Photo of the Grand Hall at Union Station at Union Station Hotel, the site of the ACB national convention.

Union Station Hotel, site of the 2018 ACB Convention

And went straight from there to Orlando for the NFB.

A photo of the entire 2018 NFB Scholarship Class.

The 2018 NFB scholarship class(Credit: National Federation of the Blind)

Being in a conference hotel with 2000 other blind people is an experience that is hard to describe. On the one hand, it can be overwhelming. It’s loud. It’s chaotic. On the other hand, there is something comfortable about it. This space is governed by a completely different set of social norms. Sure, there’s a lot of bumping into people. There’s a lot of dueling canes. But it’s expected. No one got bent out of shape about it. No one felt like they had to look after me when I was trying to find my way. No one expected me to know who they are when they sat down next to me. It was a world where blind people were respected and blindness was not isolating.

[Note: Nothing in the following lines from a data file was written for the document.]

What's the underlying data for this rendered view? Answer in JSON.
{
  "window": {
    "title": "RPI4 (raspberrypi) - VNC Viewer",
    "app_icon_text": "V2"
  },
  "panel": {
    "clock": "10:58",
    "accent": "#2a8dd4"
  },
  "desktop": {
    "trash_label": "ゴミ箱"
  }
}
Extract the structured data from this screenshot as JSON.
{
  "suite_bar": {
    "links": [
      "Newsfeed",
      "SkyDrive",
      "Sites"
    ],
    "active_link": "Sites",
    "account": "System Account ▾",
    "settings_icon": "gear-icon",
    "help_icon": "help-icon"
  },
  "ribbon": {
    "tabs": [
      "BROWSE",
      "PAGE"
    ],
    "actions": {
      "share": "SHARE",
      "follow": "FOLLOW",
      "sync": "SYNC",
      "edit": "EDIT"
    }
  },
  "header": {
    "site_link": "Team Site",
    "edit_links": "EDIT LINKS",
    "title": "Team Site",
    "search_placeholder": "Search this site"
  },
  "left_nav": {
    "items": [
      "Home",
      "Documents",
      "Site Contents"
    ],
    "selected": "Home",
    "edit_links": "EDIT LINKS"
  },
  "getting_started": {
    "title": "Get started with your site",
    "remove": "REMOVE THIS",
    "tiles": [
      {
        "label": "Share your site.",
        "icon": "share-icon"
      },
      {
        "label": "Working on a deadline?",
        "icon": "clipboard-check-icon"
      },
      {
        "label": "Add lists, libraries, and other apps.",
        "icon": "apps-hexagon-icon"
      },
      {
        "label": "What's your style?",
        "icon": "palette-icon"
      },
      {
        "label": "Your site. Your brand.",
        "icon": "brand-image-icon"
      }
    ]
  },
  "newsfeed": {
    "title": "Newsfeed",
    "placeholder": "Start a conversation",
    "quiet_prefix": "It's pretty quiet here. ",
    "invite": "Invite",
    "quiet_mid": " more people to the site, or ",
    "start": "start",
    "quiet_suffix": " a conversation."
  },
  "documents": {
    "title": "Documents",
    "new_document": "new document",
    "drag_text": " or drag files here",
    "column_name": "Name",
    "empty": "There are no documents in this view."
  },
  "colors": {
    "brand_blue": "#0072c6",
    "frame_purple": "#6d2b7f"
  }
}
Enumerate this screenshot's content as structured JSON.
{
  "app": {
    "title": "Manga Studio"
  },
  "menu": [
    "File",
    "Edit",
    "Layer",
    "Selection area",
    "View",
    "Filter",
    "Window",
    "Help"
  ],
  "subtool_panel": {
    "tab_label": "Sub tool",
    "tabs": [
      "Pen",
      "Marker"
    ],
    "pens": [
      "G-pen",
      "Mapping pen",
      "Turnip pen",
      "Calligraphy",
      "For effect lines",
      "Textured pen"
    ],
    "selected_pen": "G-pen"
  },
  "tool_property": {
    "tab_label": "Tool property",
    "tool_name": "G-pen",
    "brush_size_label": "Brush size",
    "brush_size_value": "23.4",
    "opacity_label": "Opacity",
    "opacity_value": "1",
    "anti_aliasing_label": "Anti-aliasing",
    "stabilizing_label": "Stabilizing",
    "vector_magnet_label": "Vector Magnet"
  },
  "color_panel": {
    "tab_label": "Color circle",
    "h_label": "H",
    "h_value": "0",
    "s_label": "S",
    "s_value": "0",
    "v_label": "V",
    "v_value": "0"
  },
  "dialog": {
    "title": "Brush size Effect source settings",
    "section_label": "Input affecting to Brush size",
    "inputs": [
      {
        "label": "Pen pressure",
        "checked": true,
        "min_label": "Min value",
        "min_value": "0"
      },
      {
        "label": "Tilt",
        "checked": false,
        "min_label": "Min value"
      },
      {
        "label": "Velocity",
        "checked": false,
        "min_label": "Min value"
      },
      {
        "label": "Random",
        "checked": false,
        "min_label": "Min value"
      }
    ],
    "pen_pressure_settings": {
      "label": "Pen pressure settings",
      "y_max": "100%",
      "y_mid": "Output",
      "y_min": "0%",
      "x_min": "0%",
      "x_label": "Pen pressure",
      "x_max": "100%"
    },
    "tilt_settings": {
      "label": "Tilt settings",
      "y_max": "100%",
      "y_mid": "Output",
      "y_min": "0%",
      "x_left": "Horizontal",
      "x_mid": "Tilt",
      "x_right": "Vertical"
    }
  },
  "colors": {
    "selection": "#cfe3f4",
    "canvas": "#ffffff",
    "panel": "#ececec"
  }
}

And I met such fantastic people. I met people working in higher education, K-12, research, policy, law, computer science, robotics, writing and publishing—you name it, there are blind people doing it, and doing it well. 

I spent one delightful afternoon with a group of blind educators, sharing ideas on managing classrooms, developing curricula, and working productively with colleagues who don’t understand or sometimes even respect the blind people working beside them. We talked about everything from cell phone policies and managing the wriggly bodies of special needs children to using online learning management systems and dealing with institutional administrations and policies. It was a treasure trove of collective wisdom and the reassurance that others have already trod the roads that I am bound to travel. 

On another day I met with a small group of academic professionals and graduate students, and we talked about navigating higher education at all levels, from graduate study to tenure, and how to improve research done by and about disabled people in psychology, sociology, and the humanities. I am grateful for the insight, support, and vulnerability of these colleagues, who view success as a collective as well as a personal priority.

There were also groups for blind parents—especially important for me with the impending arrival of our second daughter in October! Blind parents have to do some things differently, and there is no need to reinvent the wheel when other blind people have already developed excellent techniques and successfully raised so many children, both blind and sighted.

The scholarship money I received this summer is great, and it will help me finish my Ph.D. strong (and hopefully in the next year, fingers crossed), but the true value of these scholarships comes from the people I was able to meet and the connections that will last for years.

If you are blind or going blind, I can’t recommend highly enough getting involved in a group of the organized blind. Blindness can be isolating, and inventing non-visual ways to do every little thing on your own in a visual world can be taxing and demoralizing. But many have come before, and built a foundation of knowledge and mastery that we all can learn from.